Prof. Abu Al-Rub is currently the Leader of ADAM (Advanced Digital & Additive Manufacturing) Group and Professor of Mechanical Engineering at Khalifa University. He has been a Professor at Texas A&M University. Professor Abu Al-Rub primary research field of interests are in employing digital design and 3D printing for creating multifunctional architected materials and composites for various engineering applications. He has published one book, 6 patents in additive manufacturing, and over 300 publications. He has served as the principle/co-principal investigator of more than 30 projects; he is responsible for more than $36Million.

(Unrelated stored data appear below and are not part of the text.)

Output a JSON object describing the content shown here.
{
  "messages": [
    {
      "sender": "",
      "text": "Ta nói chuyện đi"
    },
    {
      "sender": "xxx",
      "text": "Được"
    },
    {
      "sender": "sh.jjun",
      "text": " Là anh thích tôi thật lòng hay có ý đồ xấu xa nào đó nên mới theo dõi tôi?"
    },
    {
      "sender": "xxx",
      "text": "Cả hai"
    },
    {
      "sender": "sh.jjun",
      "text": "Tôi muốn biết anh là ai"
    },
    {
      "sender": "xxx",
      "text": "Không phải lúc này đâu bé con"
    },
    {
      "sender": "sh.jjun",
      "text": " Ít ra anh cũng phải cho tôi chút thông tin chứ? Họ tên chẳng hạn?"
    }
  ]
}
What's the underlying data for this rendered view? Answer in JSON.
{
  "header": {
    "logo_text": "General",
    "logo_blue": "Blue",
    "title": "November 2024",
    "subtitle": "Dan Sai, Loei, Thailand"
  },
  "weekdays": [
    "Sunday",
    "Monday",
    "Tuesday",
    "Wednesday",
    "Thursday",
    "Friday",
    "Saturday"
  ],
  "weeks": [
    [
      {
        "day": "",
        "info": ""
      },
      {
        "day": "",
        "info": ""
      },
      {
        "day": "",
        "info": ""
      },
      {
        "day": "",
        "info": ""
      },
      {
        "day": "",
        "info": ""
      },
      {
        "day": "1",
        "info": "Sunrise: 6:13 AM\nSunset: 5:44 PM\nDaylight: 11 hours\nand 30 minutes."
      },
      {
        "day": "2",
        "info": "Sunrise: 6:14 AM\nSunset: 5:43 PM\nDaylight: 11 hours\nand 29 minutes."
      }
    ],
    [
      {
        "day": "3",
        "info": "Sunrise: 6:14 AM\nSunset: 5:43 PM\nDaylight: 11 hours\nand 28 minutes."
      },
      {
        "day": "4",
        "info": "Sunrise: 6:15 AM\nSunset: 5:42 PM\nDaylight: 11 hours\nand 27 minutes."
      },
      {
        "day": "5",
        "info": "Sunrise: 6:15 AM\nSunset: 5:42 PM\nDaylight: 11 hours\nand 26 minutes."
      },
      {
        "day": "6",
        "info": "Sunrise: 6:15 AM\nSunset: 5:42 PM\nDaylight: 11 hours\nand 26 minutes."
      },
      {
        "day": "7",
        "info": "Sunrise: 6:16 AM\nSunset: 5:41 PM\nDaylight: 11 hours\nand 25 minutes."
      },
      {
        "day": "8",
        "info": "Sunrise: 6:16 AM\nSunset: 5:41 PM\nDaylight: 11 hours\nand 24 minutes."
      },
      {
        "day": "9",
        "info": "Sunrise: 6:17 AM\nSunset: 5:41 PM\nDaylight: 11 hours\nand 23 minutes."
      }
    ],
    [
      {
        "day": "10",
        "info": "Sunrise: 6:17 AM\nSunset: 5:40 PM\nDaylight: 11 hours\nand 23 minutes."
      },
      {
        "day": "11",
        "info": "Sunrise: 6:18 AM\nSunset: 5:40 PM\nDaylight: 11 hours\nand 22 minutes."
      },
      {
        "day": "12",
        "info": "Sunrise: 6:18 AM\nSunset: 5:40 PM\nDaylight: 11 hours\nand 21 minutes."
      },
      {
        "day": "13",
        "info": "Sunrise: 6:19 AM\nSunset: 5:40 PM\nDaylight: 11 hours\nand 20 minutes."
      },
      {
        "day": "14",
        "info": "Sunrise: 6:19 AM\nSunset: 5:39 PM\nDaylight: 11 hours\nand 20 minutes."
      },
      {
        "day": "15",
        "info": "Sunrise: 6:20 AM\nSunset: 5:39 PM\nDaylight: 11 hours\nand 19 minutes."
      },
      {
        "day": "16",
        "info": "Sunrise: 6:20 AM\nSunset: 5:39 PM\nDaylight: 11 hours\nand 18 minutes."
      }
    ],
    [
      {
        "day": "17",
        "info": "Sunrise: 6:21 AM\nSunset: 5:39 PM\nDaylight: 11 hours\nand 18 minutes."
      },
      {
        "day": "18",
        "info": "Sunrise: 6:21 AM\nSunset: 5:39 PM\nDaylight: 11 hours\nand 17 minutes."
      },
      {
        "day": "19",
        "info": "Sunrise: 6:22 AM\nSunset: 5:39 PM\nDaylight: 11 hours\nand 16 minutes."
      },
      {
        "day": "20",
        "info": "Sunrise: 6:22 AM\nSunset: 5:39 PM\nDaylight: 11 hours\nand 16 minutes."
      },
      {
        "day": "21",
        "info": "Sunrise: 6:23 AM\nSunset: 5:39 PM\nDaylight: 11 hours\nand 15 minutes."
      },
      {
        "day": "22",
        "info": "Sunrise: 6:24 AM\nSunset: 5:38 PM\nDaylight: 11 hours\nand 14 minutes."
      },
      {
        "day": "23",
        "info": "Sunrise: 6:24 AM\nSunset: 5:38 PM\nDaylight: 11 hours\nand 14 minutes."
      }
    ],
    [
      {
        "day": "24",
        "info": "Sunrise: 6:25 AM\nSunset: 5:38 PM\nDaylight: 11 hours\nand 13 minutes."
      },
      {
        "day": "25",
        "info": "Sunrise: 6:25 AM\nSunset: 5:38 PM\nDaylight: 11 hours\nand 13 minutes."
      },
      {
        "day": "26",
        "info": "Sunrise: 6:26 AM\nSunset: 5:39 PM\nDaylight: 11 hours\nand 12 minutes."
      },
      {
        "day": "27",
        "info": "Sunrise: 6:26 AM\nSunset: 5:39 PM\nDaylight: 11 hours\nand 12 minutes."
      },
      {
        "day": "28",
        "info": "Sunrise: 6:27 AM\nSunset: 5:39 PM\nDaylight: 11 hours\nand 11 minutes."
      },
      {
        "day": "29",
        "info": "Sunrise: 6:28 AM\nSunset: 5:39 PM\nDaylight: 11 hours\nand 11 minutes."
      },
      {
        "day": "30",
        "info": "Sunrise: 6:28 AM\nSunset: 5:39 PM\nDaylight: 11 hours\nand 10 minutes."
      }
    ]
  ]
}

Dr. Biwei Deng is the Principal Investigator (PI) of the Laser Micro-Nano Manufacturing and Metrology Research Group at Yongjiang Laboratory. His research focuses on the design and manufacturing of novel mechanical metamaterials, including innovative structural designs towards extreme mechanics, two-photon polymerization fabrication of micro-nano scale metamaterials, in-situ multiphysical characterization, etc.

Dr. Xinxin Wang is a Research Fellow at Central South University. His research focuses on mechanical metamaterials, with emphasis on the structural design, additive manufacturing, and performance characterization of novel structural materials, as well as the exploration of complex mechanical properties of composite multifunctional materials.

Dr. Sibo Huang received his Ph.D. in Mechanical Engineering from The Hong Kong Polytechnic University in 2022. He is currently a Postdoctoral Fellow at City University of Hong Kong. His research focuses on acoustic functional materials, including noise control, coupled-resonance modulation, sound emission modulation, and acoustic energy harvesting.